The festival sees the revival of the Belgrade Young Company production Rise, which played on the B2 stage earlier this year and features a young cast of all-female performers. Inspired by the young people’s own experiences of everyday sexism, Rise follows a group of young women as they hijack a van and embark on a road trip to see their idol Beyoncé, in concert.

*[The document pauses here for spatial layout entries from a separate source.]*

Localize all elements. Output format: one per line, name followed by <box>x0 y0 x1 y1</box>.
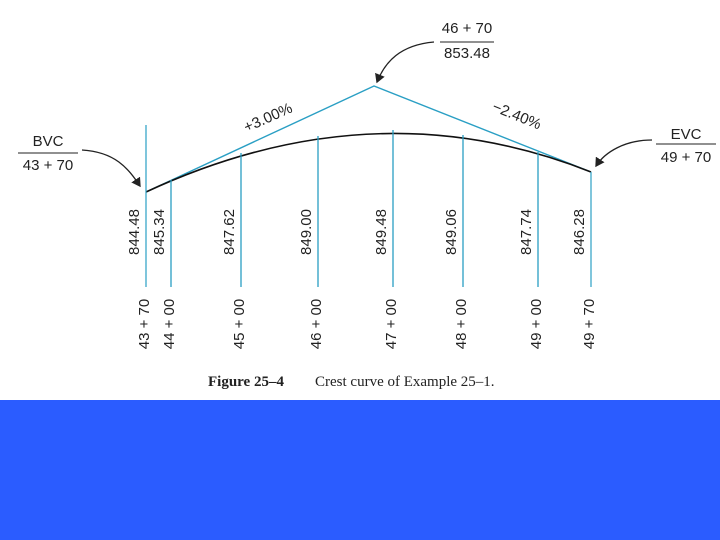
pvi-station: 46 + 70 <box>442 20 492 37</box>
station-label: 47 + 00 <box>383 299 400 349</box>
station-label: 49 + 00 <box>528 299 545 349</box>
elevation-label: 844.48 <box>126 209 143 255</box>
entry-grade: +3.00% <box>241 100 295 136</box>
pvi-arrow <box>375 41 435 84</box>
elevation-label: 847.62 <box>221 209 238 255</box>
vertical-curve <box>145 132 592 193</box>
elevation-label: 849.00 <box>298 209 315 255</box>
station-label: 46 + 00 <box>308 299 325 349</box>
exit-grade: −2.40% <box>490 98 544 133</box>
evc-label: EVC <box>671 126 702 143</box>
elevation-label: 846.28 <box>571 209 588 255</box>
figure-caption: Crest curve of Example 25–1. <box>315 374 495 390</box>
footer-band <box>0 400 720 540</box>
station-label: 48 + 00 <box>453 299 470 349</box>
figure-number: Figure 25–4 <box>208 374 284 390</box>
evc-station: 49 + 70 <box>661 149 711 166</box>
elevation-label: 847.74 <box>518 209 535 255</box>
pvi-elevation: 853.48 <box>444 45 490 62</box>
station-label: 49 + 70 <box>581 299 598 349</box>
station-label: 43 + 70 <box>136 299 153 349</box>
bvc-label: BVC <box>33 133 64 150</box>
bvc-arrow <box>81 149 141 188</box>
station-label: 44 + 00 <box>161 299 178 349</box>
evc-arrow <box>595 139 653 168</box>
elevation-label: 849.06 <box>443 209 460 255</box>
grade-tangents <box>145 85 592 193</box>
elevation-label: 845.34 <box>151 209 168 255</box>
elevation-label: 849.48 <box>373 209 390 255</box>
bvc-station: 43 + 70 <box>23 157 73 174</box>
station-label: 45 + 00 <box>231 299 248 349</box>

Also performing as part of the festival, Gateway Youth Dance Company and Phoenix Academy NE will present Quantum Leap, which showcases four short works from its repertoire created by some of our country’s leading choreographers and directed by Martin Hylton. Emerging Coventry-based theatre company Keychain will present their modern, urban love story Shine My Nine which asks the question, how far would you go for the one you love? Keychain Theatre Company are founded by students of Coventry University, who also performed at the Belgrade earlier this year as part of New Ventures in Theatre-Making.

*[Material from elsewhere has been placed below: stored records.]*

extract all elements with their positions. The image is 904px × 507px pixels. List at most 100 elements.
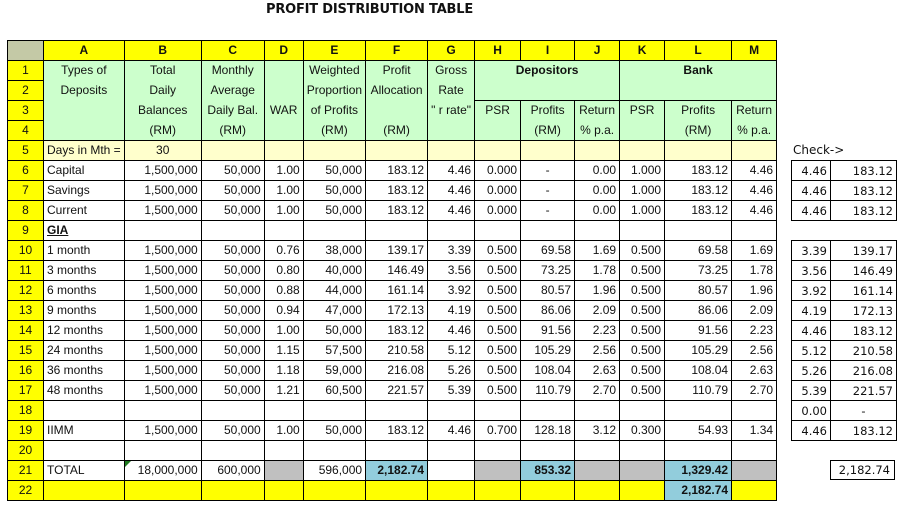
cell-i7[interactable]: - <box>520 180 576 201</box>
cell-j8[interactable]: 0.00 <box>574 200 621 221</box>
cell-f2[interactable]: Allocation <box>365 80 429 101</box>
cell-f17[interactable]: 221.57 <box>365 380 429 401</box>
col-header-l[interactable]: L <box>664 40 733 61</box>
cell-c9[interactable] <box>200 220 265 241</box>
row-number[interactable]: 9 <box>7 220 44 241</box>
cell-k3[interactable]: PSR <box>619 100 666 121</box>
cell-h5[interactable] <box>474 140 522 161</box>
cell-d12[interactable]: 0.88 <box>263 280 304 301</box>
cell-b14[interactable]: 1,500,000 <box>123 320 202 341</box>
cell-h16[interactable]: 0.500 <box>474 360 522 381</box>
cell-f16[interactable]: 216.08 <box>365 360 429 381</box>
cell-g5[interactable] <box>427 140 476 161</box>
cell-i8[interactable]: - <box>520 200 576 221</box>
cell-a11[interactable]: 3 months <box>43 260 125 281</box>
cell-g7[interactable]: 4.46 <box>427 180 476 201</box>
cell-m3[interactable]: Return <box>731 100 778 121</box>
cell-d20[interactable] <box>263 440 304 461</box>
cell-i10[interactable]: 69.58 <box>520 240 576 261</box>
cell-k15[interactable]: 0.500 <box>619 340 666 361</box>
col-header-h[interactable]: H <box>474 40 522 61</box>
col-header-e[interactable]: E <box>302 40 367 61</box>
days-in-month-value[interactable]: 30 <box>123 140 202 161</box>
cell-a7[interactable]: Savings <box>43 180 125 201</box>
cell-m21[interactable] <box>731 460 778 481</box>
cell-a2[interactable]: Deposits <box>43 80 125 101</box>
cell-k14[interactable]: 0.500 <box>619 320 666 341</box>
cell-l9[interactable] <box>664 220 733 241</box>
cell-c18[interactable] <box>200 400 265 421</box>
cell-d14[interactable]: 1.00 <box>263 320 304 341</box>
cell-k18[interactable] <box>619 400 666 421</box>
check-rate[interactable]: 4.46 <box>791 200 831 221</box>
cell-h4[interactable] <box>474 120 522 141</box>
cell-b22[interactable] <box>123 480 202 501</box>
col-header-j[interactable]: J <box>574 40 621 61</box>
cell-k12[interactable]: 0.500 <box>619 280 666 301</box>
cell-a4[interactable] <box>43 120 125 141</box>
cell-a18[interactable] <box>43 400 125 421</box>
cell-k8[interactable]: 1.000 <box>619 200 666 221</box>
cell-a13[interactable]: 9 months <box>43 300 125 321</box>
cell-l14[interactable]: 91.56 <box>664 320 733 341</box>
cell-b16[interactable]: 1,500,000 <box>123 360 202 381</box>
cell-m13[interactable]: 2.09 <box>731 300 778 321</box>
total-depositors-profits[interactable]: 853.32 <box>520 460 576 481</box>
cell-d3[interactable]: WAR <box>263 100 304 121</box>
grand-total-cell[interactable]: 2,182.74 <box>664 480 733 501</box>
cell-e17[interactable]: 60,500 <box>302 380 367 401</box>
cell-a1[interactable]: Types of <box>43 60 125 81</box>
cell-l18[interactable] <box>664 400 733 421</box>
row-number[interactable]: 11 <box>7 260 44 281</box>
cell-j5[interactable] <box>574 140 621 161</box>
cell-a9[interactable]: GIA <box>43 220 125 241</box>
cell-a15[interactable]: 24 months <box>43 340 125 361</box>
cell-e4[interactable]: (RM) <box>302 120 367 141</box>
cell-k4[interactable] <box>619 120 666 141</box>
cell-i22[interactable] <box>520 480 576 501</box>
cell-a17[interactable]: 48 months <box>43 380 125 401</box>
cell-g12[interactable]: 3.92 <box>427 280 476 301</box>
bank-group-header[interactable]: Bank <box>619 60 778 101</box>
total-bank-profits[interactable]: 1,329.42 <box>664 460 733 481</box>
cell-c14[interactable]: 50,000 <box>200 320 265 341</box>
cell-a8[interactable]: Current <box>43 200 125 221</box>
check-rate[interactable]: 3.39 <box>791 240 831 261</box>
cell-e15[interactable]: 57,500 <box>302 340 367 361</box>
cell-g18[interactable] <box>427 400 476 421</box>
row-number[interactable]: 17 <box>7 380 44 401</box>
cell-c17[interactable]: 50,000 <box>200 380 265 401</box>
cell-d11[interactable]: 0.80 <box>263 260 304 281</box>
cell-f18[interactable] <box>365 400 429 421</box>
cell-f6[interactable]: 183.12 <box>365 160 429 181</box>
check-rate[interactable]: 4.46 <box>791 180 831 201</box>
cell-l7[interactable]: 183.12 <box>664 180 733 201</box>
cell-e20[interactable] <box>302 440 367 461</box>
cell-k16[interactable]: 0.500 <box>619 360 666 381</box>
cell-h19[interactable]: 0.700 <box>474 420 522 441</box>
row-number[interactable]: 7 <box>7 180 44 201</box>
cell-e5[interactable] <box>302 140 367 161</box>
cell-e16[interactable]: 59,000 <box>302 360 367 381</box>
cell-h15[interactable]: 0.500 <box>474 340 522 361</box>
cell-e19[interactable]: 50,000 <box>302 420 367 441</box>
check-rate[interactable]: 3.56 <box>791 260 831 281</box>
cell-h22[interactable] <box>474 480 522 501</box>
cell-h3[interactable]: PSR <box>474 100 522 121</box>
cell-i20[interactable] <box>520 440 576 461</box>
cell-a20[interactable] <box>43 440 125 461</box>
cell-g22[interactable] <box>427 480 476 501</box>
cell-j9[interactable] <box>574 220 621 241</box>
cell-d15[interactable]: 1.15 <box>263 340 304 361</box>
cell-m22[interactable] <box>731 480 778 501</box>
cell-j15[interactable]: 2.56 <box>574 340 621 361</box>
cell-d13[interactable]: 0.94 <box>263 300 304 321</box>
cell-b3[interactable]: Balances <box>123 100 202 121</box>
depositors-group-header[interactable]: Depositors <box>474 60 621 101</box>
row-number[interactable]: 10 <box>7 240 44 261</box>
check-rate[interactable]: 4.46 <box>791 420 831 441</box>
cell-l10[interactable]: 69.58 <box>664 240 733 261</box>
cell-h10[interactable]: 0.500 <box>474 240 522 261</box>
cell-e9[interactable] <box>302 220 367 241</box>
cell-g10[interactable]: 3.39 <box>427 240 476 261</box>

Surreal humour, physical theatre and original music are combined as Clown Funeral take to the stage with their production of The Murderer, based on the poem by Luke Kennard. The company, formed by Warwick University graduates, will bring this show back to Coventry following its success at last year’s Edinburgh Fringe Festival.
Tethered to the Light is a play created and performed by the Belgrade Senior Youth Theatre, which takes the audience through the stages of grief, while examining how technology affects our relationship with ourselves and others.
Bristol Old Vic will return to the Belgrade with Beowulf, inspired by the Anglo-saxon epic poem and using an original score and ensemble theatre to tell the story of history’s greatest hero. Completing the festival line-up is Zero for the Young Dudes, written by Alistair McDowell for the National Theatre Connections Festival and performed by See & Eye Theatre. It follows the inmates at a bizarre summer camp as they plot a revolution, and as the day wears on a violent future looms on the horizon.
Justine Themen, Associate Director of the Community & Education Company said, “At the Belgrade we offer a very broad participatory programme, open to all but targeting those communities traditionally less engaged with theatre. The All Our Tomorrows festival aims to support some of these young people to make a supported step into the profession by sharing their own work and meeting with other young emerging artists from across the UK, from the North East to the South West. We are delighted also to be hosting emerging companies from both the city’s universities working to support them to maintain their lives within the city.”
2017 marks the fifty years since the Belgrade Community & Education Company introduced its first youth theatre group. Since then the Belgrade’s Youth Theatre programme has grown into a broad-reaching which has since grown into a broad-reaching programme including five in-house youth groups and two outreach youth theatres, for ages 8 to 25.
During its history, the Belgrade’s Youth Theatre has nurtured and developed emerging young talent that has gone on to have successful careers in the theatre industry including Hollywood a-list actor Clive Owen.
All Our Tomorrows builds on the success of the Belgrade’s 2015 July Festival of theatre created by and for young people, as part of the theatre’s Inspiring Curiosity celebrations. The festival runs at the Belgrade Theatre from Tuesday 11th to Sunday 16th July. Tickets are Pay What You Can.